We propose a multi-resolution analysis approach that captures the detailed variations in the spectral characterists as a basis for recognizing sound objects. We then show how such a system can be fine tuned to capture both the message information (speech content) and the messenger information (speaker identity). This system is shown to outperform state-of-art system for noise robustness at both automatic speech recognition and speaker verification tasks.
The proposed analysis scheme with the included ability to analyze temporal modulations was used to capture musical sound objects. We showed that using a model of cortical processing, we were able to accurately replicate the human perceptual similarity judgments and also were able to get a good classification performance on a large set of musical instruments. We also show that neither just the spectral feature or the marginals of the proposed model are sufficient to capture human perception. Moreover, we were able to extend this model to continuous musical recordings by proposing a new method to extract notes from the recordings.
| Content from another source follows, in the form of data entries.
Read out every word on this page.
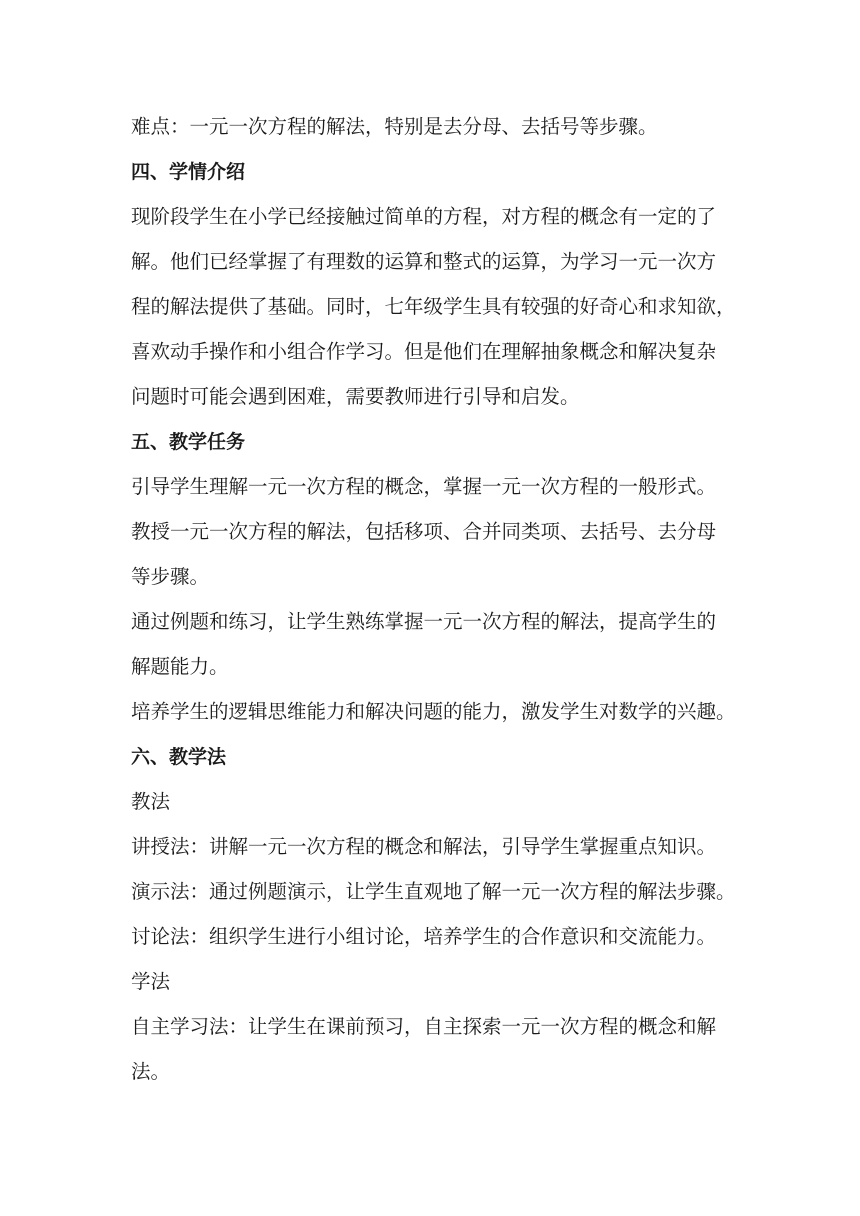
难点：一元一次方程的解法，特别是去分母、去括号等步骤。
四、学情介绍
现阶段学生在小学已经接触过简单的方程，对方程的概念有一定的了
解。他们已经掌握了有理数的运算和整式的运算，为学习一元一次方
程的解法提供了基础。同时，七年级学生具有较强的好奇心和求知欲，
喜欢动手操作和小组合作学习。但是他们在理解抽象概念和解决复杂
问题时可能会遇到困难，需要教师进行引导和启发。
五、教学任务
引导学生理解一元一次方程的概念，掌握一元一次方程的一般形式。
教授一元一次方程的解法，包括移项、合并同类项、去括号、去分母
等步骤。
通过例题和练习，让学生熟练掌握一元一次方程的解法，提高学生的
解题能力。
培养学生的逻辑思维能力和解决问题的能力，激发学生对数学的兴趣。
六、教学法
教法
讲授法：讲解一元一次方程的概念和解法，引导学生掌握重点知识。
演示法：通过例题演示，让学生直观地了解一元一次方程的解法步骤。
讨论法：组织学生进行小组讨论，培养学生的合作意识和交流能力。
学法
自主学习法：让学生在课前预习，自主探索一元一次方程的概念和解
法。
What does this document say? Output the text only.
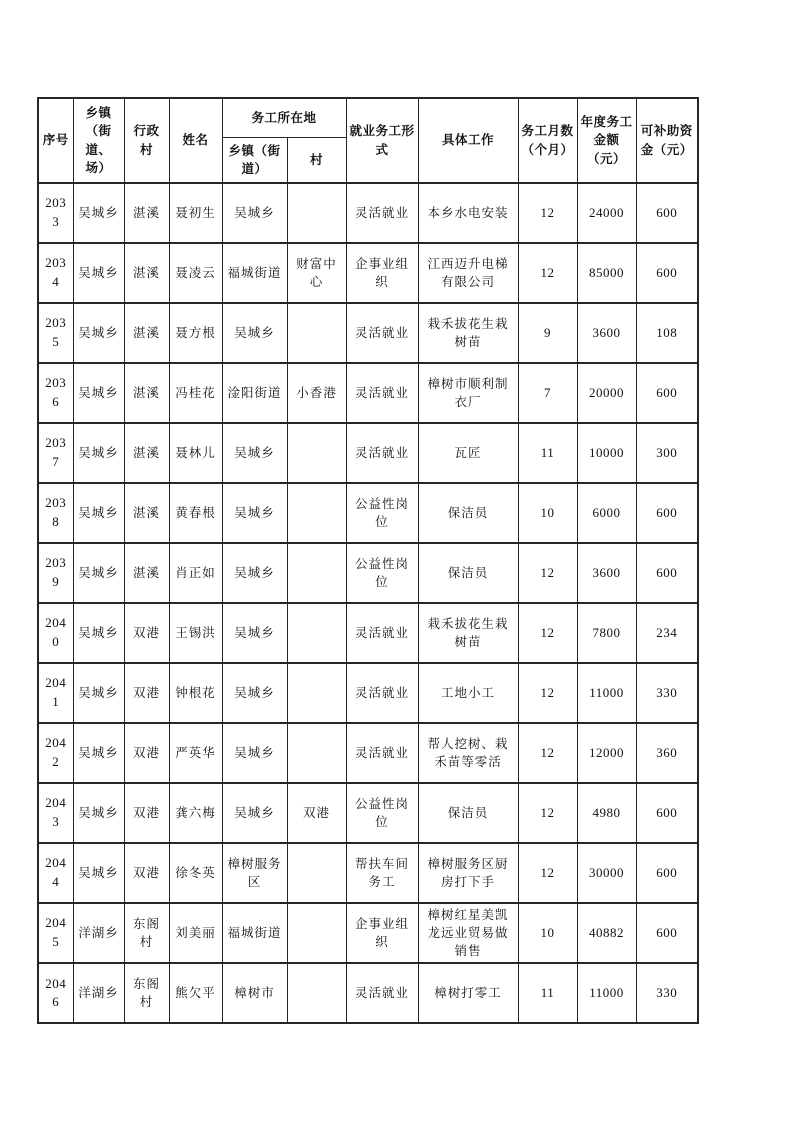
序号	乡镇（街道、场）	行政村	姓名	务工所在地		就业务工形式	具体工作	务工月数（个月）	年度务工金额（元）	可补助资金（元）
				乡镇（街道）	村					
2033	吴城乡	湛溪	聂初生	吴城乡		灵活就业	本乡水电安装	12	24000	600
2034	吴城乡	湛溪	聂凌云	福城街道	财富中心	企事业组织	江西迈升电梯有限公司	12	85000	600
2035	吴城乡	湛溪	聂方根	吴城乡		灵活就业	栽禾拔花生栽树苗	9	3600	108
2036	吴城乡	湛溪	冯桂花	淦阳街道	小香港	灵活就业	樟树市顺利制衣厂	7	20000	600
2037	吴城乡	湛溪	聂林儿	吴城乡		灵活就业	瓦匠	11	10000	300
2038	吴城乡	湛溪	黄春根	吴城乡		公益性岗位	保洁员	10	6000	600
2039	吴城乡	湛溪	肖正如	吴城乡		公益性岗位	保洁员	12	3600	600
2040	吴城乡	双港	王锡洪	吴城乡		灵活就业	栽禾拔花生栽树苗	12	7800	234
2041	吴城乡	双港	钟根花	吴城乡		灵活就业	工地小工	12	11000	330
2042	吴城乡	双港	严英华	吴城乡		灵活就业	帮人挖树、栽禾苗等零活	12	12000	360
2043	吴城乡	双港	龚六梅	吴城乡	双港	公益性岗位	保洁员	12	4980	600
2044	吴城乡	双港	徐冬英	樟树服务区		帮扶车间务工	樟树服务区厨房打下手	12	30000	600
2045	洋湖乡	东阁村	刘美丽	福城街道		企事业组织	樟树红星美凯龙远业贸易做销售	10	40882	600
2046	洋湖乡	东阁村	熊欠平	樟树市		灵活就业	樟树打零工	11	11000	330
Complex acoustic scenes like a sports stadium have multiple sources producing sounds at the same time. We show that the proposed representation scheme can not only capture these complex acoustic scenes, but provides a flexible mechanism to adapt to target sources of interest. The human auditory perception system is known to be a complex system where there are both bottom-up analysis pathways and top-down feedback mechanisms. The top-down feedback enhances the output of the bottom-up system to better realize the target sounds. In this thesis we propose an implementation of top-down attention module which is complimentary to the high dimensional acoustic feature extraction mechanism. This attention module is a distributed system operating at multiple stages of representation, effectively acting as a retuning mechanism, that adapts the same system to different tasks. We showed that such an adaptation mechanism is able to tremendously improve the performance of the system at detecting the target source in the presence of various distracting background sources
- …